Brittani later learned her grandmother (who had herself suffered a concussion) then walked down the dark road to the nearest house with Kiki bleeding in her arms. Phone calls were made, and soon Brittani’s mother, Crissy Musick, was driving Patty and Kiki to Huntington to get veterinary care. Brittani’s mom called her en route.
“She said from what I can see, it looks like her front leg is completely torn off. I was just hysterical,” says Brittani. She immediately called Kiki’s vet in Huntington only to be told there was nothing the clinic could do for injuries so extensive.
“They said you guys need to take her to Charleston.”
When Brittani met up with her grandmother and mother at Kanawha Valley Animal Emergency Services in Charleston, she didn’t need to see Kiki to know things were bad.
“My grandma was covered in Kiki’s blood. It was all over her shirt, all over her pants,” she recalls.
“At this point, she still had not been to the hospital. She said she would not go until Kiki was taken care of.”
While veterinarians stabilized Kiki, Brittani convinced her grandmother to go with her to a nearby ER. Once her grandmother was hospitalized, Brittani returned to the animal clinic and was met with bad news. Kiki’s front leg definitely couldn’t be saved, and the back leg was questionable as well. Around midnight a vet discussed euthanasia with Brittani and her mom.
“We said, she’s survived so much. She made it through the wreck. We don’t want to give up on her.”
The vet explained Kiki’s only other option was extensive surgery at Ohio State University Veterinary Medical Center, so Brittani and her mom drove Kiki through the night to Columbus in the hopes of saving the dog’s back leg. The family was optimistic Kiki could still have a good life on three legs, but veterinarians warned her mobility would be nearly non-existent if she was left with only two and again recommended euthanasia.

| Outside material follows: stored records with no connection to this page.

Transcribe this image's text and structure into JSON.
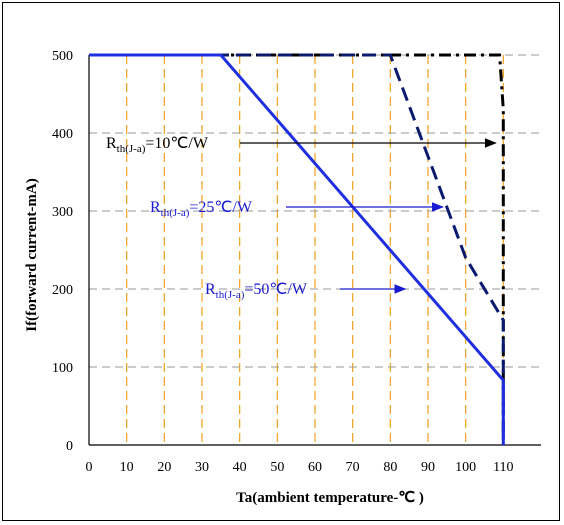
{
  "chart_data": {
    "type": "line",
    "title": "",
    "xlabel": "Ta(ambient temperature-℃ )",
    "ylabel": "If(forward current-mA)",
    "xlim": [
      0,
      120
    ],
    "ylim": [
      0,
      500
    ],
    "x_ticks": [
      "0",
      "10",
      "20",
      "30",
      "40",
      "50",
      "60",
      "70",
      "80",
      "90",
      "100",
      "110"
    ],
    "y_ticks": [
      "0",
      "100",
      "200",
      "300",
      "400",
      "500"
    ],
    "grid": {
      "vertical": true,
      "horizontal": true
    },
    "series": [
      {
        "id": "r10",
        "style": "dash-dot",
        "color": "#000000",
        "x": [
          0,
          109,
          110,
          110
        ],
        "y": [
          500,
          500,
          430,
          0
        ]
      },
      {
        "id": "r25",
        "style": "dashed",
        "color": "#0a1a6e",
        "x": [
          0,
          80,
          90,
          100,
          110,
          110
        ],
        "y": [
          500,
          500,
          370,
          240,
          160,
          0
        ]
      },
      {
        "id": "r50",
        "style": "solid",
        "color": "#1f2fe0",
        "x": [
          0,
          35,
          110,
          110
        ],
        "y": [
          500,
          500,
          83,
          0
        ]
      }
    ],
    "annotations": [
      {
        "id": "ann-r10",
        "main": "R",
        "sub": "th(J-a)",
        "rest": "=10℃/W",
        "color": "#000000",
        "arrow_to": [
          109,
          384
        ]
      },
      {
        "id": "ann-r25",
        "main": "R",
        "sub": "th(J-a)",
        "rest": "=25℃/W",
        "color": "#1a1ad0",
        "arrow_to": [
          95,
          300
        ]
      },
      {
        "id": "ann-r50",
        "main": "R",
        "sub": "th(J-a)",
        "rest": "=50℃/W",
        "color": "#1a1ad0",
        "arrow_to": [
          85,
          200
        ]
      }
    ]
  }
}
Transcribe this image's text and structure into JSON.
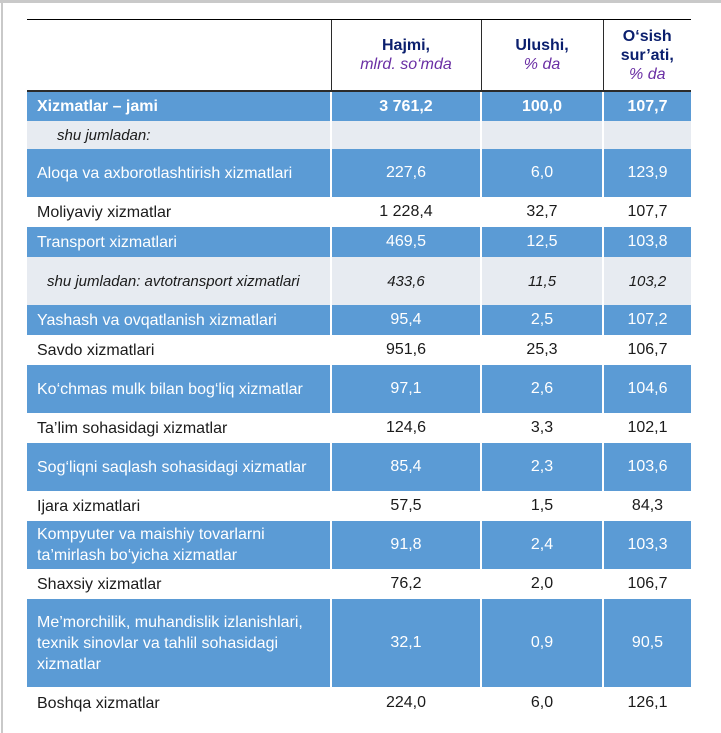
{
  "table": {
    "headers": {
      "col2_title": "Hajmi,",
      "col2_sub": "mlrd. so‘mda",
      "col3_title": "Ulushi,",
      "col3_sub": "% da",
      "col4_title_1": "O‘sish",
      "col4_title_2": "sur’ati,",
      "col4_sub": "% da"
    },
    "rows": [
      {
        "label": "Xizmatlar – jami",
        "hajmi": "3 761,2",
        "ulushi": "100,0",
        "osish": "107,7",
        "style": "total"
      },
      {
        "label": "shu jumladan:",
        "hajmi": "",
        "ulushi": "",
        "osish": "",
        "style": "sub"
      },
      {
        "label": "Aloqa va axborotlashtirish xizmatlari",
        "hajmi": "227,6",
        "ulushi": "6,0",
        "osish": "123,9",
        "style": "blue"
      },
      {
        "label": "Moliyaviy xizmatlar",
        "hajmi": "1 228,4",
        "ulushi": "32,7",
        "osish": "107,7",
        "style": "white"
      },
      {
        "label": "Transport xizmatlari",
        "hajmi": "469,5",
        "ulushi": "12,5",
        "osish": "103,8",
        "style": "blue"
      },
      {
        "label": "shu jumladan: avtotransport xizmatlari",
        "hajmi": "433,6",
        "ulushi": "11,5",
        "osish": "103,2",
        "style": "italic"
      },
      {
        "label": "Yashash va ovqatlanish xizmatlari",
        "hajmi": "95,4",
        "ulushi": "2,5",
        "osish": "107,2",
        "style": "blue"
      },
      {
        "label": "Savdo xizmatlari",
        "hajmi": "951,6",
        "ulushi": "25,3",
        "osish": "106,7",
        "style": "white"
      },
      {
        "label": "Ko‘chmas mulk bilan bog‘liq xizmatlar",
        "hajmi": "97,1",
        "ulushi": "2,6",
        "osish": "104,6",
        "style": "blue"
      },
      {
        "label": "Ta’lim sohasidagi xizmatlar",
        "hajmi": "124,6",
        "ulushi": "3,3",
        "osish": "102,1",
        "style": "white"
      },
      {
        "label": "Sog‘liqni saqlash sohasidagi xizmatlar",
        "hajmi": "85,4",
        "ulushi": "2,3",
        "osish": "103,6",
        "style": "blue"
      },
      {
        "label": "Ijara xizmatlari",
        "hajmi": "57,5",
        "ulushi": "1,5",
        "osish": "84,3",
        "style": "white"
      },
      {
        "label": "Kompyuter va maishiy tovarlarni ta’mirlash bo‘yicha xizmatlar",
        "hajmi": "91,8",
        "ulushi": "2,4",
        "osish": "103,3",
        "style": "blue"
      },
      {
        "label": "Shaxsiy xizmatlar",
        "hajmi": "76,2",
        "ulushi": "2,0",
        "osish": "106,7",
        "style": "white"
      },
      {
        "label": "Me’morchilik, muhandislik izlanishlari, texnik sinovlar va tahlil sohasidagi xizmatlar",
        "hajmi": "32,1",
        "ulushi": "0,9",
        "osish": "90,5",
        "style": "blue"
      },
      {
        "label": "Boshqa xizmatlar",
        "hajmi": "224,0",
        "ulushi": "6,0",
        "osish": "126,1",
        "style": "white"
      }
    ]
  }
}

The next day, Kiki’s front left leg was amputated and a steel plate was put in her back left leg.
Brittany and Crissy returned to West Virginia to pick up Patty from the hospital before driving back to Ohio. The three women spent their Thanksgiving in a hotel room, but despite their constant vigil, a black spot grew on Kiki’s foot post-surgery. Her tissue was necrotizing.

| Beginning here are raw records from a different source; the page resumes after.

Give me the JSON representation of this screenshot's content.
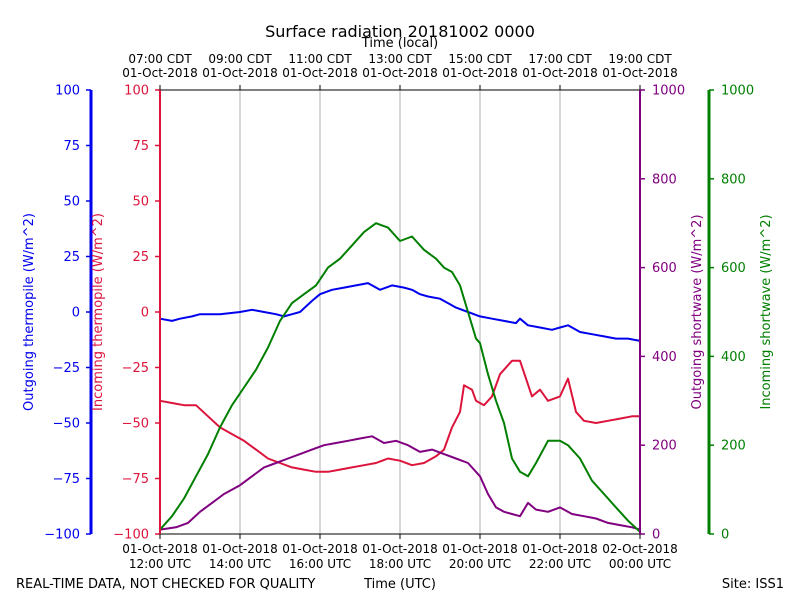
{
  "chart_data": {
    "type": "line",
    "title": "Surface radiation 20181002 0000",
    "top_axis_label": "Time (local)",
    "xlabel": "Time (UTC)",
    "footer_left": "REAL-TIME DATA, NOT CHECKED FOR QUALITY",
    "footer_right": "Site: ISS1",
    "x_range_hours_utc": [
      12,
      24
    ],
    "grid": "vertical",
    "top_ticks": [
      {
        "hour": 12,
        "line1": "07:00 CDT",
        "line2": "01-Oct-2018"
      },
      {
        "hour": 14,
        "line1": "09:00 CDT",
        "line2": "01-Oct-2018"
      },
      {
        "hour": 16,
        "line1": "11:00 CDT",
        "line2": "01-Oct-2018"
      },
      {
        "hour": 18,
        "line1": "13:00 CDT",
        "line2": "01-Oct-2018"
      },
      {
        "hour": 20,
        "line1": "15:00 CDT",
        "line2": "01-Oct-2018"
      },
      {
        "hour": 22,
        "line1": "17:00 CDT",
        "line2": "01-Oct-2018"
      },
      {
        "hour": 24,
        "line1": "19:00 CDT",
        "line2": "01-Oct-2018"
      }
    ],
    "bottom_ticks": [
      {
        "hour": 12,
        "line1": "01-Oct-2018",
        "line2": "12:00 UTC"
      },
      {
        "hour": 14,
        "line1": "01-Oct-2018",
        "line2": "14:00 UTC"
      },
      {
        "hour": 16,
        "line1": "01-Oct-2018",
        "line2": "16:00 UTC"
      },
      {
        "hour": 18,
        "line1": "01-Oct-2018",
        "line2": "18:00 UTC"
      },
      {
        "hour": 20,
        "line1": "01-Oct-2018",
        "line2": "20:00 UTC"
      },
      {
        "hour": 22,
        "line1": "01-Oct-2018",
        "line2": "22:00 UTC"
      },
      {
        "hour": 24,
        "line1": "02-Oct-2018",
        "line2": "00:00 UTC"
      }
    ],
    "axes": [
      {
        "id": "out_lw",
        "label": "Outgoing thermopile (W/m^2)",
        "color": "#0000ee",
        "range": [
          -100,
          100
        ],
        "ticks": [
          -100,
          -75,
          -50,
          -25,
          0,
          25,
          50,
          75,
          100
        ],
        "tick_labels": [
          "−100",
          "−75",
          "−50",
          "−25",
          "0",
          "25",
          "50",
          "75",
          "100"
        ]
      },
      {
        "id": "in_lw",
        "label": "Incoming thermopile (W/m^2)",
        "color": "#dc143c",
        "range": [
          -100,
          100
        ],
        "ticks": [
          -100,
          -75,
          -50,
          -25,
          0,
          25,
          50,
          75,
          100
        ],
        "tick_labels": [
          "−100",
          "−75",
          "−50",
          "−25",
          "0",
          "25",
          "50",
          "75",
          "100"
        ]
      },
      {
        "id": "out_sw",
        "label": "Outgoing shortwave (W/m^2)",
        "color": "#800080",
        "range": [
          0,
          1000
        ],
        "ticks": [
          0,
          200,
          400,
          600,
          800,
          1000
        ],
        "tick_labels": [
          "0",
          "200",
          "400",
          "600",
          "800",
          "1000"
        ]
      },
      {
        "id": "in_sw",
        "label": "Incoming shortwave (W/m^2)",
        "color": "#007f00",
        "range": [
          0,
          1000
        ],
        "ticks": [
          0,
          200,
          400,
          600,
          800,
          1000
        ],
        "tick_labels": [
          "0",
          "200",
          "400",
          "600",
          "800",
          "1000"
        ]
      }
    ],
    "series": [
      {
        "name": "Outgoing thermopile",
        "axis": "out_lw",
        "color": "#0000ee",
        "x": [
          12.0,
          12.3,
          12.5,
          12.8,
          13.0,
          13.5,
          14.0,
          14.3,
          14.6,
          14.9,
          15.1,
          15.3,
          15.5,
          15.8,
          16.0,
          16.3,
          16.6,
          16.9,
          17.2,
          17.5,
          17.8,
          18.1,
          18.3,
          18.5,
          18.7,
          19.0,
          19.2,
          19.4,
          19.7,
          20.0,
          20.3,
          20.6,
          20.9,
          21.0,
          21.2,
          21.5,
          21.8,
          22.0,
          22.2,
          22.5,
          22.8,
          23.1,
          23.4,
          23.7,
          24.0
        ],
        "y": [
          -3,
          -4,
          -3,
          -2,
          -1,
          -1,
          0,
          1,
          0,
          -1,
          -2,
          -1,
          0,
          5,
          8,
          10,
          11,
          12,
          13,
          10,
          12,
          11,
          10,
          8,
          7,
          6,
          4,
          2,
          0,
          -2,
          -3,
          -4,
          -5,
          -3,
          -6,
          -7,
          -8,
          -7,
          -6,
          -9,
          -10,
          -11,
          -12,
          -12,
          -13
        ]
      },
      {
        "name": "Incoming thermopile",
        "axis": "in_lw",
        "color": "#dc143c",
        "x": [
          12.0,
          12.3,
          12.6,
          12.9,
          13.2,
          13.5,
          13.8,
          14.1,
          14.4,
          14.7,
          15.0,
          15.3,
          15.6,
          15.9,
          16.2,
          16.5,
          16.8,
          17.1,
          17.4,
          17.7,
          18.0,
          18.3,
          18.6,
          18.9,
          19.1,
          19.3,
          19.5,
          19.6,
          19.8,
          19.9,
          20.1,
          20.3,
          20.5,
          20.8,
          21.0,
          21.3,
          21.5,
          21.7,
          22.0,
          22.2,
          22.4,
          22.6,
          22.9,
          23.2,
          23.5,
          23.8,
          24.0
        ],
        "y": [
          -40,
          -41,
          -42,
          -42,
          -47,
          -52,
          -55,
          -58,
          -62,
          -66,
          -68,
          -70,
          -71,
          -72,
          -72,
          -71,
          -70,
          -69,
          -68,
          -66,
          -67,
          -69,
          -68,
          -65,
          -62,
          -52,
          -45,
          -33,
          -35,
          -40,
          -42,
          -38,
          -28,
          -22,
          -22,
          -38,
          -35,
          -40,
          -38,
          -30,
          -45,
          -49,
          -50,
          -49,
          -48,
          -47,
          -47
        ]
      },
      {
        "name": "Outgoing shortwave",
        "axis": "out_sw",
        "color": "#800080",
        "x": [
          12.0,
          12.4,
          12.7,
          13.0,
          13.3,
          13.6,
          14.0,
          14.3,
          14.6,
          14.9,
          15.2,
          15.5,
          15.8,
          16.1,
          16.4,
          16.7,
          17.0,
          17.3,
          17.6,
          17.9,
          18.2,
          18.5,
          18.8,
          19.1,
          19.4,
          19.7,
          20.0,
          20.2,
          20.4,
          20.6,
          20.8,
          21.0,
          21.2,
          21.4,
          21.7,
          22.0,
          22.3,
          22.6,
          22.9,
          23.2,
          23.5,
          23.8,
          24.0
        ],
        "y": [
          10,
          15,
          25,
          50,
          70,
          90,
          110,
          130,
          150,
          160,
          170,
          180,
          190,
          200,
          205,
          210,
          215,
          220,
          205,
          210,
          200,
          185,
          190,
          180,
          170,
          160,
          130,
          90,
          60,
          50,
          45,
          40,
          70,
          55,
          50,
          60,
          45,
          40,
          35,
          25,
          20,
          15,
          10
        ]
      },
      {
        "name": "Incoming shortwave",
        "axis": "in_sw",
        "color": "#007f00",
        "x": [
          12.0,
          12.3,
          12.6,
          12.9,
          13.2,
          13.5,
          13.8,
          14.1,
          14.4,
          14.7,
          15.0,
          15.3,
          15.6,
          15.9,
          16.2,
          16.5,
          16.8,
          17.1,
          17.4,
          17.7,
          18.0,
          18.3,
          18.6,
          18.9,
          19.1,
          19.3,
          19.5,
          19.7,
          19.9,
          20.0,
          20.2,
          20.4,
          20.6,
          20.8,
          21.0,
          21.2,
          21.4,
          21.7,
          22.0,
          22.2,
          22.5,
          22.8,
          23.1,
          23.4,
          23.7,
          24.0
        ],
        "y": [
          10,
          40,
          80,
          130,
          180,
          240,
          290,
          330,
          370,
          420,
          480,
          520,
          540,
          560,
          600,
          620,
          650,
          680,
          700,
          690,
          660,
          670,
          640,
          620,
          600,
          590,
          560,
          500,
          440,
          430,
          360,
          300,
          250,
          170,
          140,
          130,
          160,
          210,
          210,
          200,
          170,
          120,
          90,
          60,
          30,
          5
        ]
      }
    ]
  }
}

The family refused to discuss euthanasia, deciding instead to amputate the back leg and help Kiki learn to live on just her right legs. Her doctors expected Kiki wouldn’t move much at all for about two-weeks post surgery, but Brittani says just three days after arriving home, the little dog had a big surprise for everyone.
“My grandma called me at the hospital and said, you’ll never guess what Kiki did — she just ran down the hallway!”
On Christmas Eve 2016, Kiki celebrated her first birthday a little lopsided, but very loved. Brittani hopes Kiki’s story will encourage developments in canine prosthetics, and encourage families to consider other options beyond euthanasia.